Zhong Lei, business manager of the Xiamen International Railway Service. Co., Ltd., said the company had increased the weekly number of China-Europe freight trains in operation from four to seven to meet the customers’ needs since March.

Nationwide, the China-Europe freight trains made a total of 1,941 trips and transported 174,000 TEUs of freight in the first quarter of this year, up 15 percent and 18 percent year on year, respectively, data from the China State Railway Group Co., Ltd. showed.

The spread of COVID-19 has incurred global traffic restrictions. Under the circumstances that transportation is restricted at harbors and airports, China-Europe freight trains have carried anti-epidemic supplies such as masks, protective suits and ventilators to European countries.
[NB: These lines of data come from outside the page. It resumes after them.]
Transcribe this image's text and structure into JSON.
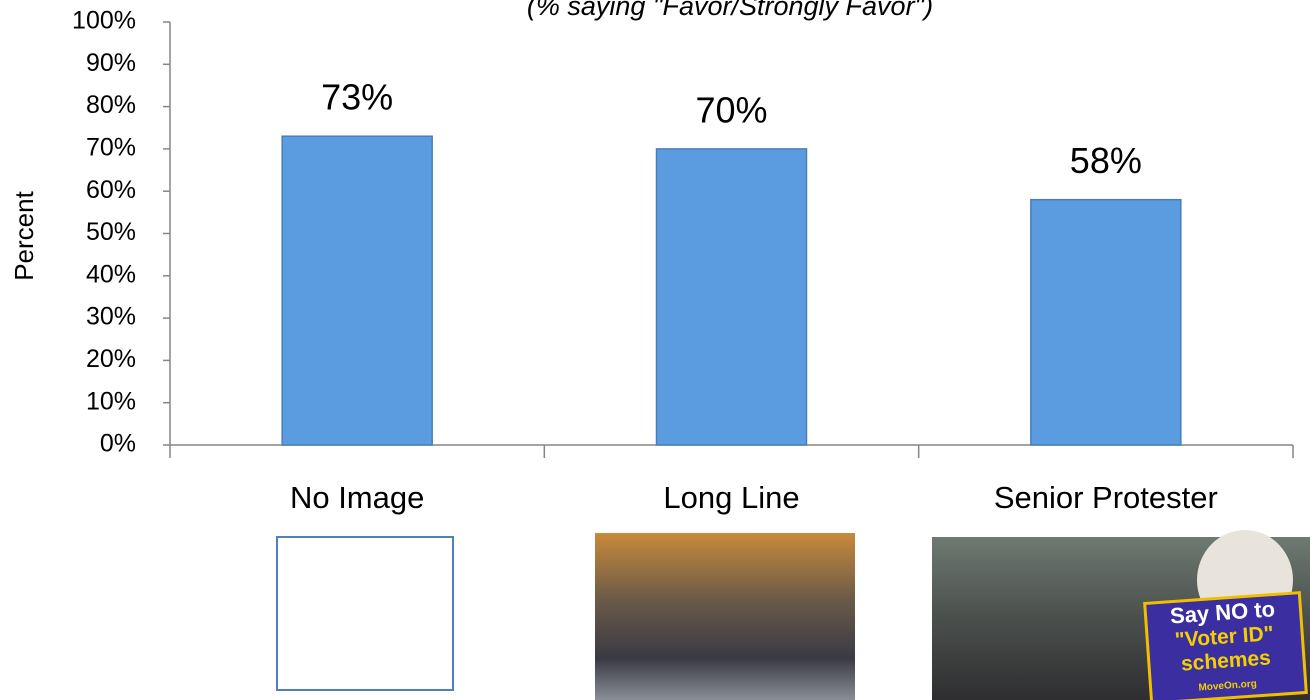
{
  "chart_data": {
    "type": "bar",
    "title": "(% saying \"Favor/Strongly Favor\")",
    "y_label": "Percent",
    "categories": [
      "No Image",
      "Long Line",
      "Senior Protester"
    ],
    "values": [
      73,
      70,
      58
    ],
    "value_labels": [
      "73%",
      "70%",
      "58%"
    ],
    "color": "#5b9be0",
    "ylim": [
      0,
      100
    ],
    "yticks": [
      {
        "value": 0,
        "label": "0%"
      },
      {
        "value": 10,
        "label": "10%"
      },
      {
        "value": 20,
        "label": "20%"
      },
      {
        "value": 30,
        "label": "30%"
      },
      {
        "value": 40,
        "label": "40%"
      },
      {
        "value": 50,
        "label": "50%"
      },
      {
        "value": 60,
        "label": "60%"
      },
      {
        "value": 70,
        "label": "70%"
      },
      {
        "value": 80,
        "label": "80%"
      },
      {
        "value": 90,
        "label": "90%"
      },
      {
        "value": 100,
        "label": "100%"
      }
    ],
    "grid": false
  },
  "images": {
    "sign": [
      "Say NO to",
      "\"Voter ID\"",
      "schemes",
      "MoveOn.org"
    ]
  }
}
From the first train carrying epidemic control supplies departing on March 21 to the end of March, China-Europe freight trains sent 333,800 pieces of supplies totaling 494 tonnes to Europe. Most of the trips were bound to Italy, Germany, Spain, Czech Republic, Poland, Hungary and the Netherlands.

In early April, the Ministry of Commerce issued a circular encouraging better use of China-Europe freight trains to promote trade and consumption.

Ding Changfa, an economist of the Xiamen University, said China-Europe freight trains rumble across many countries as they have limited influence from the pandemic thanks to their segmented transport model and contactless services.

He believes that China-Europe freight trains will have great potential in the post-epidemic economic recovery, both driven by the global demands and China’s accelerated domestic work resumption.